There are lots of reasons why you shouldn't do this, but let's consider the other side of the argument.

By MSN Money Partner Apr 5, 2011 8:33AM

This Devil's Advocate post comes from Jim Wang at partner blog Bargaineering.


One of the oft-discussed cardinal sins in personal finance is to borrow from your 401k, 403b, or other eligible retirement accounts. The reasons against borrowing are obvious: Those assets are for you to consume in retirement, not right now. If you borrow those funds, they can't grow with the market tax-free and you lose one of the great vehicles for retirement planning.

Not everyone can borrow from their 401k or 403b -- the plan administrator has to permit it -- but this Devil's Advocate post will discuss reasons why it may make sense for some employees. Post continues after video.
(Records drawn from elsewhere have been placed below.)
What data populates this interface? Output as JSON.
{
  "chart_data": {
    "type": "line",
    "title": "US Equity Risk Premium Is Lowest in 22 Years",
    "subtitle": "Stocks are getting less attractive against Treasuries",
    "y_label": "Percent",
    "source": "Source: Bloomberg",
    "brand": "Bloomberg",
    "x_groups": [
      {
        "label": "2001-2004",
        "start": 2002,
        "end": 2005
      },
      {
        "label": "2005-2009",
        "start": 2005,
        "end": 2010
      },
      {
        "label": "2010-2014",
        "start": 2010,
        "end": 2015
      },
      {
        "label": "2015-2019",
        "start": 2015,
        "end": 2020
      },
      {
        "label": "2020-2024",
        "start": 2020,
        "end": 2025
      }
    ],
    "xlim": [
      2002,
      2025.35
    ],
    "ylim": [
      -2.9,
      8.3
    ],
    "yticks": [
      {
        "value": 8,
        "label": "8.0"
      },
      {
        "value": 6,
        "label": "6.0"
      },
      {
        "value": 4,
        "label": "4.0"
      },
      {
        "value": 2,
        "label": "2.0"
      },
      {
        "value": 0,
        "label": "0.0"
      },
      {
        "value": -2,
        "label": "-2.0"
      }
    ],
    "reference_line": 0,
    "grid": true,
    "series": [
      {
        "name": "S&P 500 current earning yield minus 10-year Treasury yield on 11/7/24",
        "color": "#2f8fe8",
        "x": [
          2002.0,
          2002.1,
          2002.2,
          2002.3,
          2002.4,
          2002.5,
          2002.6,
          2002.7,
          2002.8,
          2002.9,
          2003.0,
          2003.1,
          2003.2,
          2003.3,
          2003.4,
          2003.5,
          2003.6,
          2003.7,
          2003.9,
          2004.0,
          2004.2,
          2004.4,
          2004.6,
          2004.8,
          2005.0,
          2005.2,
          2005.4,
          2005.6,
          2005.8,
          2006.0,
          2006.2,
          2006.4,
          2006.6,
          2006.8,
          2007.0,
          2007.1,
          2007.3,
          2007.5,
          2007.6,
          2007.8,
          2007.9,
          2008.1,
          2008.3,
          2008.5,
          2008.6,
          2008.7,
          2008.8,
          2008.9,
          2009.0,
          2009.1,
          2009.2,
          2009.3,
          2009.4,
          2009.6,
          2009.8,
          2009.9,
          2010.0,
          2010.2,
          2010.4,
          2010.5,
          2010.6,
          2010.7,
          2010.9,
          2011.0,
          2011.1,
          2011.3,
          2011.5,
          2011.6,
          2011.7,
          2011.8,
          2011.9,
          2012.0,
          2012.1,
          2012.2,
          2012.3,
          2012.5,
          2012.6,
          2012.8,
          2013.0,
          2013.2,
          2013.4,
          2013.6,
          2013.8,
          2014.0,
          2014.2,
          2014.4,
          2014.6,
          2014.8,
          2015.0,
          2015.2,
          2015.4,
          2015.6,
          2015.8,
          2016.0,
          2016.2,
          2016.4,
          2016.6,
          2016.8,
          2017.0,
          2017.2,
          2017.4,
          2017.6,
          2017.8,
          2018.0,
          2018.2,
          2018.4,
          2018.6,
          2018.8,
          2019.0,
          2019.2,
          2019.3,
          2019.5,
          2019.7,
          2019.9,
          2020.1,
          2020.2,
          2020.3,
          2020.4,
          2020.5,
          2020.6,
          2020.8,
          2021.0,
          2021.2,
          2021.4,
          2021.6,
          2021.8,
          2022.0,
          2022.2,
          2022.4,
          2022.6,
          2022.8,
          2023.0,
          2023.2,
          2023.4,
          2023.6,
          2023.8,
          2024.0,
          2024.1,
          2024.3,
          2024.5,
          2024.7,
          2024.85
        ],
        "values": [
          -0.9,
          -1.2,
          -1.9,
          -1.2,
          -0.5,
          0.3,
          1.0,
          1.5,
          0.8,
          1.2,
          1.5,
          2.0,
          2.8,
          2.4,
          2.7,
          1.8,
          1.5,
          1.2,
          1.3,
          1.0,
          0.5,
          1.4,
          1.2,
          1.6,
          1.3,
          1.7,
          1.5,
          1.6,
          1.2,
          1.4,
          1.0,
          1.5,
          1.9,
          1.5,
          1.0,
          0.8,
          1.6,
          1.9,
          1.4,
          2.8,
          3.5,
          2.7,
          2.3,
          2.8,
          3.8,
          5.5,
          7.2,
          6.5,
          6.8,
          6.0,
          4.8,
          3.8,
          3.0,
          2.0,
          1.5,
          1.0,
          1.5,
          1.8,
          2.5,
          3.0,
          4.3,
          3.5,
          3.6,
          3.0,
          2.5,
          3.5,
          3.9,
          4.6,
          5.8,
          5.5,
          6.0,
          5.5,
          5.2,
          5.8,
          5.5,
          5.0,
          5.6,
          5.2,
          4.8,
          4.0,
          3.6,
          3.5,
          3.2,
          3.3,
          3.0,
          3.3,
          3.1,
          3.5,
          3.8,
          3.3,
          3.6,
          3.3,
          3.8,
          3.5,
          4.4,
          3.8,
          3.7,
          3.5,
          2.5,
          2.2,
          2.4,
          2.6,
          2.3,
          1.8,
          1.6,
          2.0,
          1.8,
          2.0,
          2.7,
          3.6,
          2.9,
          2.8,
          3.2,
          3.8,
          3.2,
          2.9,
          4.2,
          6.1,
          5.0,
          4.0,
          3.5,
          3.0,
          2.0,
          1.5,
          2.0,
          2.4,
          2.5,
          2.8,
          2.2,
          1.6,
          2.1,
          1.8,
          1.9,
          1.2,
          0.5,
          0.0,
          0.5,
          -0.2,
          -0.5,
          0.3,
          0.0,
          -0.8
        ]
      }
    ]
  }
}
You have a weak credit score. The No. 1 reason why it would be a good idea to consider borrowing from your 401k is if you have a weak credit score. With loan standards at their highest in recent memory, borrowers with less than good credit may find themselves unable to secure a loan in the first place. If you're buying a house or a car, lenders may require you to come up with a much larger down payment and you could bridge that gap with a loan from your 401k.

When you request a loan from your 401k, there is no credit check, and a credit check can weaken your score even more.


Better interest rates. By borrowing from your 401k, you can guarantee yourself a loan and an interest rate that beats whatever you'd get out in the market. You can call your plan administrator and find out what the prevailing interest rate is and compare it with quotes you get elsewhere to know for sure.


In general, the interest rate will be the prime rate plus 1%. The current Wall Street Journal prime rate is 3.25%, so your standard 401k loan interest rate would be 4.25%. You can't get a 30-year fixed-rate loan for 4.25% right now even if you have a stellar credit score and put down 20%.

Regimented repayment. When you borrow from your 401k, you'll need to repay the loan over the course of five years (longer if it's for a home) and those payments are automatically deducted from your paycheck. There isn't another bill to pay and there's no way for you to "forget" to mail it in.


Lastly, borrowing from yourself is more convenient. There are no long application forms and no fears of rejection. You pay yourself interest, which is tax-sheltered until you start taking reimbursements in retirement.


Many pundits make this issue seem like the worst of the worst in money ideas, but in reality it's not as tragic as they make it out to be.

There's no question that borrowing from your 401k is not ideal. The opportunity costs are enormous. However, many families are going through very difficult financial times and this may be a viable option for them. A fat retirement account is meaningless when you've been out of work for months and you have mouths to feed.


Would you ever borrow from your 401k or 403b? Have you done so already? Any lessons or warnings?